I set out below some of the comments from his annual letter and from the annual meeting that took place just a few weeks ago:
Investment Ethos and Decisions
Opportunities present themselves when other people do dumb things! And over the years a lot of people have done a lot of dumb things!!
Disappointments are inevitable. They are understanding about business mistakes but tolerance for personal misconduct is zero.
They make investments in businesses with both long-lasting favourable economic characteristics and trustworthy managers.
Never make an emotional decision when investing!
Berkshire Results
Buffett believes that their ‘satisfactory’ results have been the product of about a dozen truly good decisions – that would be about one every five years – and a sometimes-forgotten advantage that favours long-term investors such as Berkshire. I think that rather underplays everything they do!!
Successes
Two of their biggest successes have been Coca-Cola and American Express (no doubt 2 of the 12 good decisions referred to earlier!)
Coca-Cola – In 1994 Berkshire spent $1.3 billion. The cash dividend received from Coke in 1994 was $75 million. By 2022, the dividend had increased to $704 million.

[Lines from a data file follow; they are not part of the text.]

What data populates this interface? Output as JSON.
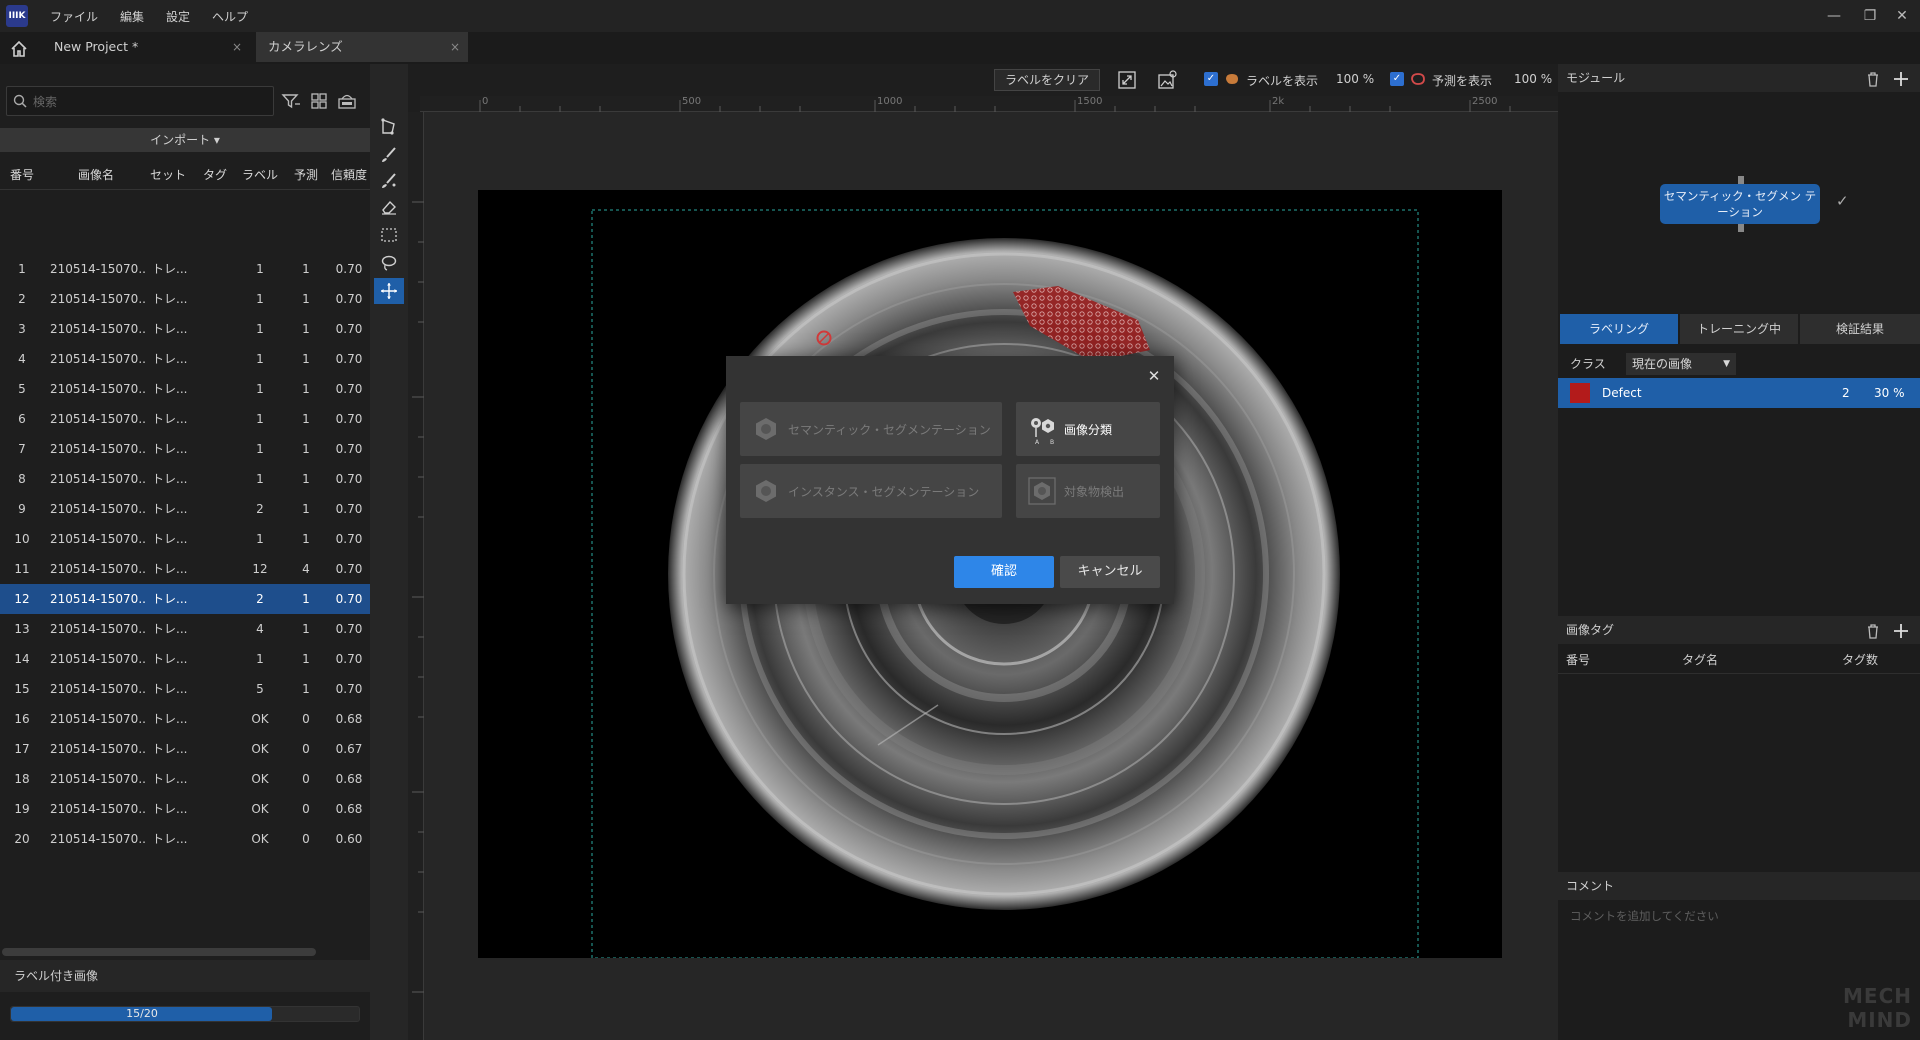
{
  "app": {
    "logo_text": "IIIK",
    "menu": [
      "ファイル",
      "編集",
      "設定",
      "ヘルプ"
    ],
    "window_controls": [
      "—",
      "❐",
      "✕"
    ]
  },
  "tabs": [
    {
      "label": "New Project *",
      "active": false
    },
    {
      "label": "カメラレンズ",
      "active": true
    }
  ],
  "left_panel": {
    "search_placeholder": "検索",
    "import_label": "インポート ▾",
    "columns": [
      "番号",
      "画像名",
      "セット",
      "タグ",
      "ラベル",
      "予測",
      "信頼度"
    ],
    "rows": [
      {
        "no": "1",
        "name": "210514-15070...",
        "set": "トレ...",
        "tag": "",
        "label": "1",
        "pred": "1",
        "conf": "0.70"
      },
      {
        "no": "2",
        "name": "210514-15070...",
        "set": "トレ...",
        "tag": "",
        "label": "1",
        "pred": "1",
        "conf": "0.70"
      },
      {
        "no": "3",
        "name": "210514-15070...",
        "set": "トレ...",
        "tag": "",
        "label": "1",
        "pred": "1",
        "conf": "0.70"
      },
      {
        "no": "4",
        "name": "210514-15070...",
        "set": "トレ...",
        "tag": "",
        "label": "1",
        "pred": "1",
        "conf": "0.70"
      },
      {
        "no": "5",
        "name": "210514-15070...",
        "set": "トレ...",
        "tag": "",
        "label": "1",
        "pred": "1",
        "conf": "0.70"
      },
      {
        "no": "6",
        "name": "210514-15070...",
        "set": "トレ...",
        "tag": "",
        "label": "1",
        "pred": "1",
        "conf": "0.70"
      },
      {
        "no": "7",
        "name": "210514-15070...",
        "set": "トレ...",
        "tag": "",
        "label": "1",
        "pred": "1",
        "conf": "0.70"
      },
      {
        "no": "8",
        "name": "210514-15070...",
        "set": "トレ...",
        "tag": "",
        "label": "1",
        "pred": "1",
        "conf": "0.70"
      },
      {
        "no": "9",
        "name": "210514-15070...",
        "set": "トレ...",
        "tag": "",
        "label": "2",
        "pred": "1",
        "conf": "0.70"
      },
      {
        "no": "10",
        "name": "210514-15070...",
        "set": "トレ...",
        "tag": "",
        "label": "1",
        "pred": "1",
        "conf": "0.70"
      },
      {
        "no": "11",
        "name": "210514-15070...",
        "set": "トレ...",
        "tag": "",
        "label": "12",
        "pred": "4",
        "conf": "0.70"
      },
      {
        "no": "12",
        "name": "210514-15070...",
        "set": "トレ...",
        "tag": "",
        "label": "2",
        "pred": "1",
        "conf": "0.70",
        "selected": true
      },
      {
        "no": "13",
        "name": "210514-15070...",
        "set": "トレ...",
        "tag": "",
        "label": "4",
        "pred": "1",
        "conf": "0.70"
      },
      {
        "no": "14",
        "name": "210514-15070...",
        "set": "トレ...",
        "tag": "",
        "label": "1",
        "pred": "1",
        "conf": "0.70"
      },
      {
        "no": "15",
        "name": "210514-15070...",
        "set": "トレ...",
        "tag": "",
        "label": "5",
        "pred": "1",
        "conf": "0.70"
      },
      {
        "no": "16",
        "name": "210514-15070...",
        "set": "トレ...",
        "tag": "",
        "label": "OK",
        "pred": "0",
        "conf": "0.68"
      },
      {
        "no": "17",
        "name": "210514-15070...",
        "set": "トレ...",
        "tag": "",
        "label": "OK",
        "pred": "0",
        "conf": "0.67"
      },
      {
        "no": "18",
        "name": "210514-15070...",
        "set": "トレ...",
        "tag": "",
        "label": "OK",
        "pred": "0",
        "conf": "0.68"
      },
      {
        "no": "19",
        "name": "210514-15070...",
        "set": "トレ...",
        "tag": "",
        "label": "OK",
        "pred": "0",
        "conf": "0.68"
      },
      {
        "no": "20",
        "name": "210514-15070...",
        "set": "トレ...",
        "tag": "",
        "label": "OK",
        "pred": "0",
        "conf": "0.60"
      }
    ],
    "labeled_header": "ラベル付き画像",
    "progress_text": "15/20",
    "progress_fraction": 0.75
  },
  "viewer": {
    "clear_label": "ラベルをクリア",
    "show_label": "ラベルを表示",
    "label_opacity": "100 %",
    "show_prediction": "予測を表示",
    "prediction_opacity": "100 %",
    "ruler_ticks": [
      "0",
      "500",
      "1000",
      "1500",
      "2k",
      "2500"
    ]
  },
  "dialog": {
    "options": [
      {
        "label": "セマンティック・セグメンテーション",
        "enabled": false
      },
      {
        "label": "画像分類",
        "enabled": true
      },
      {
        "label": "インスタンス・セグメンテーション",
        "enabled": false
      },
      {
        "label": "対象物検出",
        "enabled": false
      }
    ],
    "confirm": "確認",
    "cancel": "キャンセル",
    "close_glyph": "✕"
  },
  "right_panel": {
    "module_header": "モジュール",
    "module_node": "セマンティック・セグメン テーション",
    "check_glyph": "✓",
    "tabs": [
      "ラベリング",
      "トレーニング中",
      "検証結果"
    ],
    "class_label": "クラス",
    "class_select": "現在の画像",
    "classes": [
      {
        "name": "Defect",
        "count": "2",
        "percent": "30 %",
        "color": "#b31b1b"
      }
    ],
    "image_tag_header": "画像タグ",
    "tag_columns": [
      "番号",
      "タグ名",
      "タグ数"
    ],
    "comment_header": "コメント",
    "comment_placeholder": "コメントを追加してください",
    "watermark": "MECH MIND"
  },
  "colors": {
    "accent": "#1f5fa8",
    "confirm": "#2e86e8",
    "defect": "#b31b1b"
  }
}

American Express – In 1995 Berkshire spent, coincidentally, $1.3 billion. Annual dividends received from this investment have grown from $41 million to $302 million.
EV Cars
The car market is just too tough. There are no permanent places for winners. There are huge capital costs and huge risks in this industry and as investors those two elements don’t sit well. Buffett said ‘I think I know where Apple is going to be in five or ten years, but I don’t know where the car companies are going to be’
AI
AI offers huge opportunities and some of the tools are very exciting. However, there is also a lot of hype and actually ‘old fashioned intelligence’ works pretty well still.
US Banking Collapses
It would have been catastrophic if the FDIC had not guaranteed all deposits after the collapse of SVB, even though above the $250k limit. However, Buffett does think that if the bank gets into trouble, both the CEO and the directors should suffice.
Creative Accounting
Buffett passed an important warning. Even the operating earnings figure they use can easily be manipulated by managers who wish to do so. Such tampering is often thought of as sophisticated by CEOs, directors and their advisors. Beating “expectations” is heralded as a managerial triumph. That activity is considered by Buffett as disgusting. It requires no talent to manipulate numbers. Only a deep desire to deceive is required. “Bold imaginative accounting,” as a CEO once described his deception to him, has become one of the shames of capitalism.
Elon Musk
Believe that Elon is very talented and doesn’t need to overestimate himself. He dreams about huge things, takes on the impossible and then does it!
Look forward to reading this next year!!